Glossary of Science Fiction Ideas, Technology and Inventions - anjneymidha
http://www.technovelgy.com/ct/ctnlistalpha.asp

======
dalke
"Acceleration couch" at
[http://www.technovelgy.com/ct/content.asp?Bnum=443](http://www.technovelgy.com/ct/content.asp?Bnum=443)
is attributed to Niven's 'The Mote in God's Eye' (1974), but it exists in
Heinlein's "Methuselah's Children" (1958); on p83 of my copy:

> Ford struggled heavily out of the acceleration couch he was in.
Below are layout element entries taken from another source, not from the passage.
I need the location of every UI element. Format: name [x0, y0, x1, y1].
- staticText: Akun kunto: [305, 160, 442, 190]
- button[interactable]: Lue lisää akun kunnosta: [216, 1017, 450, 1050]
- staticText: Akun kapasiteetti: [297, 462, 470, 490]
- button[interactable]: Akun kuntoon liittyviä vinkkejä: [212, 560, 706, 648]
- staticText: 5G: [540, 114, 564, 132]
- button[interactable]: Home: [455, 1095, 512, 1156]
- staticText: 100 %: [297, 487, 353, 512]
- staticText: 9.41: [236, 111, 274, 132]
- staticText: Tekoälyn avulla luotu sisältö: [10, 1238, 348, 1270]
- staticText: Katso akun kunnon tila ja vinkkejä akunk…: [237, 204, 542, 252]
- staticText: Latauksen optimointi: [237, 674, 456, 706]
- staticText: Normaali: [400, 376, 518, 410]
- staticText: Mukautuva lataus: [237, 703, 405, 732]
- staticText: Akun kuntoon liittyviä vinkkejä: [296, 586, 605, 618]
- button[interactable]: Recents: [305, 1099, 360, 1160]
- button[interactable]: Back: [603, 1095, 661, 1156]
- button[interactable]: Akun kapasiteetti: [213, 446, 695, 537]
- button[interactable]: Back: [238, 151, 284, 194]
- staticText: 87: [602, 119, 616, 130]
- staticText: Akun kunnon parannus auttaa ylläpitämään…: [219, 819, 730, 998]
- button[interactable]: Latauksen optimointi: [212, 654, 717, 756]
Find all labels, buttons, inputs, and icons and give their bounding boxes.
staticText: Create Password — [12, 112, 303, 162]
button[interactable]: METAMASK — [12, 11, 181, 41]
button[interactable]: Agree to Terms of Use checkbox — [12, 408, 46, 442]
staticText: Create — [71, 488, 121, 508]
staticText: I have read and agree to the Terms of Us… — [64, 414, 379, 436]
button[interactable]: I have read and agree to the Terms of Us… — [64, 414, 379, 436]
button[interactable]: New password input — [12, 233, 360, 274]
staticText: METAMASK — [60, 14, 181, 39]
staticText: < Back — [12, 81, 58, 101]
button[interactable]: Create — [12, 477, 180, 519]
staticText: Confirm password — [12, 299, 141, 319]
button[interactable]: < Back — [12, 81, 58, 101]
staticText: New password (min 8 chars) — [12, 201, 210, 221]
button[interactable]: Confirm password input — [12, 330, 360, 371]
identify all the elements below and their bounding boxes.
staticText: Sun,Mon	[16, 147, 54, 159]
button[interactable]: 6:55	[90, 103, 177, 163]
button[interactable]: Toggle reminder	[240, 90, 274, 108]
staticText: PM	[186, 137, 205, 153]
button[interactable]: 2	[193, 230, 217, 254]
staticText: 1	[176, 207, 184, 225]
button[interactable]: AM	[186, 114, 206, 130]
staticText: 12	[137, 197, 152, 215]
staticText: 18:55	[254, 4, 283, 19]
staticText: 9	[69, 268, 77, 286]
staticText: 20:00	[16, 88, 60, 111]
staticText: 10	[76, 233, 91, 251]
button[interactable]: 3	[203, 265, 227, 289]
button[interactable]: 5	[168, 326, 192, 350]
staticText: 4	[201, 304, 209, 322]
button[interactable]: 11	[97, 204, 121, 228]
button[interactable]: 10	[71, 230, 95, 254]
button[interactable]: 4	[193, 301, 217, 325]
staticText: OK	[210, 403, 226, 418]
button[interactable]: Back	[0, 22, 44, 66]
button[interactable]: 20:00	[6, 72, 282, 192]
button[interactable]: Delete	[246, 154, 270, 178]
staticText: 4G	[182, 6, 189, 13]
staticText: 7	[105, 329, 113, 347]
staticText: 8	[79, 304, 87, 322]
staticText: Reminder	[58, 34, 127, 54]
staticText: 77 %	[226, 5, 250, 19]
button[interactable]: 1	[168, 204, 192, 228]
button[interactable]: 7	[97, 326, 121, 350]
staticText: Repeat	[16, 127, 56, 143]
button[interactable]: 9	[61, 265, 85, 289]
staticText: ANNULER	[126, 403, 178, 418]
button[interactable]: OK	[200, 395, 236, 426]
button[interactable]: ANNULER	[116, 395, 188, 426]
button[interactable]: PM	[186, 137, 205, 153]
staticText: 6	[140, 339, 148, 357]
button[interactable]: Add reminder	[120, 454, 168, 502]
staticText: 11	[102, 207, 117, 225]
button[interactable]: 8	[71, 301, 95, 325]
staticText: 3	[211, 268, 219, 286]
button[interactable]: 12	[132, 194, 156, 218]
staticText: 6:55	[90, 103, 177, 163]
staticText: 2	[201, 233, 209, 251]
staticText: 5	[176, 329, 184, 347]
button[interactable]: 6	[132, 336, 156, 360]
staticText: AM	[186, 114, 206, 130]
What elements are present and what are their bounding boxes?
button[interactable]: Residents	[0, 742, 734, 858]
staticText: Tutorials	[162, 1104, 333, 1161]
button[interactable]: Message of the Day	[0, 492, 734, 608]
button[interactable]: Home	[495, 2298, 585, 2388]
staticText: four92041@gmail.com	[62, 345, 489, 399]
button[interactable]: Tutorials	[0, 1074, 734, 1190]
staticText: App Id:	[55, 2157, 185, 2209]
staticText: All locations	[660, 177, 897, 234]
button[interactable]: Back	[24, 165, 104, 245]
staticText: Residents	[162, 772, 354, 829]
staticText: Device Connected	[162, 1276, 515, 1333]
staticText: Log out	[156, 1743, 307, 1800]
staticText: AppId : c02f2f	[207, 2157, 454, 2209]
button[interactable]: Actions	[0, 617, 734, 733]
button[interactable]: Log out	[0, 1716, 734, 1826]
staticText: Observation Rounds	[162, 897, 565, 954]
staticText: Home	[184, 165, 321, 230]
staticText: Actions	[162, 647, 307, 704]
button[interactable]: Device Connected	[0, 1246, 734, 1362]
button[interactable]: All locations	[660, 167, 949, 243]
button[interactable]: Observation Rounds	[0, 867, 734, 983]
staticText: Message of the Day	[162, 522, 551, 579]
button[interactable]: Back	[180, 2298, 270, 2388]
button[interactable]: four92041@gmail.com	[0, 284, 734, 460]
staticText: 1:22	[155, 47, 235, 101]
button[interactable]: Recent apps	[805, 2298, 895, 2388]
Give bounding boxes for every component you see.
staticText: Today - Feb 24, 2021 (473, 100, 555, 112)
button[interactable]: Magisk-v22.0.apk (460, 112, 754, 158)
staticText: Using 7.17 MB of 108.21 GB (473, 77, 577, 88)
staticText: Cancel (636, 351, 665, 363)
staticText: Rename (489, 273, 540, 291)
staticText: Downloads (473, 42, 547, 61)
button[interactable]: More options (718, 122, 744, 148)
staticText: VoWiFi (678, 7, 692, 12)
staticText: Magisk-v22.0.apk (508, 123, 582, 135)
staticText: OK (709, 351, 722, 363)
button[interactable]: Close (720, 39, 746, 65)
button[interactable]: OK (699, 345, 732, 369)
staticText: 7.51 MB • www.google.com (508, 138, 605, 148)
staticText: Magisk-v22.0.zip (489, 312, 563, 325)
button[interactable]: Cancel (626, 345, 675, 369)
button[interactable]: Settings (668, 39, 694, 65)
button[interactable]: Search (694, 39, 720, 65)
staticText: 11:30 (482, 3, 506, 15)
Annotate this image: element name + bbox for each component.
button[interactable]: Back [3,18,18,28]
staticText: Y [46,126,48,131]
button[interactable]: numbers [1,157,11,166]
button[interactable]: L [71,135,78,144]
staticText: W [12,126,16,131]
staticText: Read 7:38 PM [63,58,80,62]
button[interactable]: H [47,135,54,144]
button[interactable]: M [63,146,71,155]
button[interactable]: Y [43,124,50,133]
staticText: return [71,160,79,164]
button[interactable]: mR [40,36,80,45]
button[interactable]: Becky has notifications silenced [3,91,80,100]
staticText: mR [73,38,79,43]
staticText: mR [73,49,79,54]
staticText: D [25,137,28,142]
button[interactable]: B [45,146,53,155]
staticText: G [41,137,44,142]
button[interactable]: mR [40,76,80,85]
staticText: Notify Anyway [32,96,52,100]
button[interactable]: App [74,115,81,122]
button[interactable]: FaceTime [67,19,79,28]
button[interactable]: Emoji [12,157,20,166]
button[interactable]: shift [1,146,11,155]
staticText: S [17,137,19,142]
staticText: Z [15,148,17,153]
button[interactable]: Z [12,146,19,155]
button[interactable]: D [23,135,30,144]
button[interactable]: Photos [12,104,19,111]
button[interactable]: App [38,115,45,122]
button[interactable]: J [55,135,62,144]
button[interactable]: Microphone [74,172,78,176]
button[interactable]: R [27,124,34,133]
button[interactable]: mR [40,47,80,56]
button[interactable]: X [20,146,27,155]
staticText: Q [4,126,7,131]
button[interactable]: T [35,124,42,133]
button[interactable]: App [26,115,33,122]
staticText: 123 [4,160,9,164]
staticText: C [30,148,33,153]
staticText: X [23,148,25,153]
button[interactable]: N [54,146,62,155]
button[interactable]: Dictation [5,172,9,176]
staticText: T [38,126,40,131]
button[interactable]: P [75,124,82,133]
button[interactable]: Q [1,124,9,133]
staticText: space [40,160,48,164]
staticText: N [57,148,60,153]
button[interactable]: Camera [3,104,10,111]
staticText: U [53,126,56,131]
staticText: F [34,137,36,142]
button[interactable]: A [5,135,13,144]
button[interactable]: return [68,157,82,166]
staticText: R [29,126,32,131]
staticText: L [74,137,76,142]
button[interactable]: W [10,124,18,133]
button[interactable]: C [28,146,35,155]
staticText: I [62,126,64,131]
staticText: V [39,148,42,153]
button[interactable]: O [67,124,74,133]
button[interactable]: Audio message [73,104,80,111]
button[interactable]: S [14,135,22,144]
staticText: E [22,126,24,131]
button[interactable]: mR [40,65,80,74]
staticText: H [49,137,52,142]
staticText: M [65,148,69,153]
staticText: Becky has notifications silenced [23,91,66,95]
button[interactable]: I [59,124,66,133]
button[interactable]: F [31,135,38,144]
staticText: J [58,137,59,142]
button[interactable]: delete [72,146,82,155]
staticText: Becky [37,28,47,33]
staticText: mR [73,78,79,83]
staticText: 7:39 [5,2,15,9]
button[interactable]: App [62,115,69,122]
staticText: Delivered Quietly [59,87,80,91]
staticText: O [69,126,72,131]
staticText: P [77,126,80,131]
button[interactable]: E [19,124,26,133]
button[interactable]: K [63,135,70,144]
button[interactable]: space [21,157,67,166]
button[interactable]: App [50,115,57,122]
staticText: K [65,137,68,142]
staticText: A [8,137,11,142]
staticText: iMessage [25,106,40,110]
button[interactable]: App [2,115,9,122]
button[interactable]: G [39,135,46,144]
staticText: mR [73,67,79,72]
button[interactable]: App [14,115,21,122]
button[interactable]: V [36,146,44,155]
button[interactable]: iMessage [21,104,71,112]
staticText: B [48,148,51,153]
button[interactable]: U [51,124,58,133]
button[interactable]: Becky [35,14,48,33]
(This is as they are leaving Earth, accelerating towards the Sun, before they
engage the star drive.)

The site does let people send in comments, and indeed someone already
commented at [http://www.technovelgy.com/ct/Content-
Comments.asp?Bnum=443](http://www.technovelgy.com/ct/Content-
Comments.asp?Bnum=443) that Heinlein's "It's Great to be Back" (1947) is an
earlier citation.

However, that comment is from 2008, which makes it feel like the site is
effectively dead.

Personally, I prefer the effort of about 15 years ago to collect SF citations
for the OED, at
[http://www.jessesword.com/sf/list](http://www.jessesword.com/sf/list) .
That's specifically about words, not concepts, so it's not the same thing. But
what I like about it is the curational decision to focus on terms which are
used in more than one book, and to give a longer quote what uses the term.